急遽決まった日本ロック界のトップスター、トリケラトプスの森脇 勇司と前島 晃の登場という思いがけないサプライズステージに、レスポールの客席はざわついていた。


森脇達が古巣レスポールでこのステージに上がるのは、プロデビュー以来およそ三年振りになる。


そんな懐かしさを噛みしめながら、前島は店から借りたギブソンのレスポールを肩から掛け、念入りにチューニングを施す。


一方の森脇は、ステージ中央に配置されたドラムセットに腰掛け、バスドラムのペダルの感触をチェックしていた。どうやら、今夜は残りのメンバーの穴を埋めるべく、ドラムを叩きながら唄うつもりでいるらしい。


「おい、勇司。お前、タイコなんて出来るのかよ?」


「あ?……まぁ~テキトーだけどな。タイコが無ぇとカッコつかねぇだろ?
少なくとも、スコーピオンのドラムよりはマシだぜ♪」


「ハハハ、そりゃ違い無ぇ♪
じゃ、一発派手にぶちかましてやるか♪」


そう言って、前島はニカッと森脇に笑いかける。『一発派手にぶちかましてやる』は、演奏前の前島の口癖である。


一瞬の静寂。


そして次の瞬間、寸分狂わずに森脇の持つスティックと前島のギターのストロークが同時に振り下ろされ、いきなり演奏が始まった。

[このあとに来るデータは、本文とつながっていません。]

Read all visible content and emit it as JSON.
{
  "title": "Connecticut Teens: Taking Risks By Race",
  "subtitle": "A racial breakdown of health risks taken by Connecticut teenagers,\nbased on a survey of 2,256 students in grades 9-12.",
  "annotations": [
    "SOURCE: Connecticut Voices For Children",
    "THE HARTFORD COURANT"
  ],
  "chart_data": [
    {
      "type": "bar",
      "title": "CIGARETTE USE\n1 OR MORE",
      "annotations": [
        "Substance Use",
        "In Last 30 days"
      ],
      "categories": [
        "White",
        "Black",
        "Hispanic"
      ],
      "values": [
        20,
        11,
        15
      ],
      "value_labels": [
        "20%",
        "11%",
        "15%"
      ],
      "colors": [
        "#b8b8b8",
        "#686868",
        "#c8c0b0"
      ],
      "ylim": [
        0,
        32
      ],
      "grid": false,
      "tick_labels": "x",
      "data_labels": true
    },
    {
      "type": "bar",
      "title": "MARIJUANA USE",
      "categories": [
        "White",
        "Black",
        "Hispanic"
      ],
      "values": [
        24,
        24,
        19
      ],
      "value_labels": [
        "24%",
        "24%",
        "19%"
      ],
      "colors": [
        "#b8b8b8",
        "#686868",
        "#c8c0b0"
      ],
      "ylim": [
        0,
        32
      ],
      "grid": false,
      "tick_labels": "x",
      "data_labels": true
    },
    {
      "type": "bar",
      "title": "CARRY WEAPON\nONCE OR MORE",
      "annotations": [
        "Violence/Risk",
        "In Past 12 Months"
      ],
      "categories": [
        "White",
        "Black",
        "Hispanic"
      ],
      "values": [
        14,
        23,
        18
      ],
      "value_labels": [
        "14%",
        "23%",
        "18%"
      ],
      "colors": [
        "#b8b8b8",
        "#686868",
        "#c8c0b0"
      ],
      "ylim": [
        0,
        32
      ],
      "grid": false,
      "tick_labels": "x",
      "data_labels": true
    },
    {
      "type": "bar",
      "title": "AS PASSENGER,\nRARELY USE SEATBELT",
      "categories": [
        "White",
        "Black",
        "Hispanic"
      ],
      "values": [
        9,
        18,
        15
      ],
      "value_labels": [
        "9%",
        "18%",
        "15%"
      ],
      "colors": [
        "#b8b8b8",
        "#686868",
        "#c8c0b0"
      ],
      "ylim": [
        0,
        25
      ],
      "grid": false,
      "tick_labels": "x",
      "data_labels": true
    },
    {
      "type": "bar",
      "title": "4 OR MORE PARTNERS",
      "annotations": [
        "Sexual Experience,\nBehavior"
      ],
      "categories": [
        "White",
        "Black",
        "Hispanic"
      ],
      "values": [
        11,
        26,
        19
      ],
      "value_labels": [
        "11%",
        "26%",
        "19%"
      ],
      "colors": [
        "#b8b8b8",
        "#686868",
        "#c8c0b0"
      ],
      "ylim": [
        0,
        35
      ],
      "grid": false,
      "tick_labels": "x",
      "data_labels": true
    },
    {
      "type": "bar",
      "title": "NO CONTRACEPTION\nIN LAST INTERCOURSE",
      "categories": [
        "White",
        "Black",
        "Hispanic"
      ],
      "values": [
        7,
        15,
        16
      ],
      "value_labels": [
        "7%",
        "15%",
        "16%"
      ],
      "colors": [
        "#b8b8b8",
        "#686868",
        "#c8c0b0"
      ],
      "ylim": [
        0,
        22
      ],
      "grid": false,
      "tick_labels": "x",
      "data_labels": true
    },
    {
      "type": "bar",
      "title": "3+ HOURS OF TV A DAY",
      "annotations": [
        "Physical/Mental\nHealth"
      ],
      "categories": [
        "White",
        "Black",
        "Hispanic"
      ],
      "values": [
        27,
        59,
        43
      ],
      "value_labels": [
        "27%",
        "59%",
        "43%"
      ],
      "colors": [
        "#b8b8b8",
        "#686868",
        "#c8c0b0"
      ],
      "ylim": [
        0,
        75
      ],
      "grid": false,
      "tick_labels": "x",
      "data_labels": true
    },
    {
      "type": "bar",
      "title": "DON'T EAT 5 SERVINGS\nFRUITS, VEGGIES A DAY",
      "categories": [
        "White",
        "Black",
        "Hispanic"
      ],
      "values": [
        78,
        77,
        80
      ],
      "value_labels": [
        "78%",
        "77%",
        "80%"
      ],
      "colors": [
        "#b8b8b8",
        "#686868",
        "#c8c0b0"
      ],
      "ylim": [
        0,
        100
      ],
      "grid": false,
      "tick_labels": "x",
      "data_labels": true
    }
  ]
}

カウントも無しに、いきなりこうも見事に息を合わせられるのは、さすがと言わざるを得ない。


ステージのトップを飾るその選曲に、客席の歓声はよりいっそう大きくなった。



レッド・ツェッペリン《胸いっぱいの愛を》



かつてトリケラトプスがアマチュアだった頃、レスポールのステージの一曲目で演奏されていた懐かしいナンバーだった。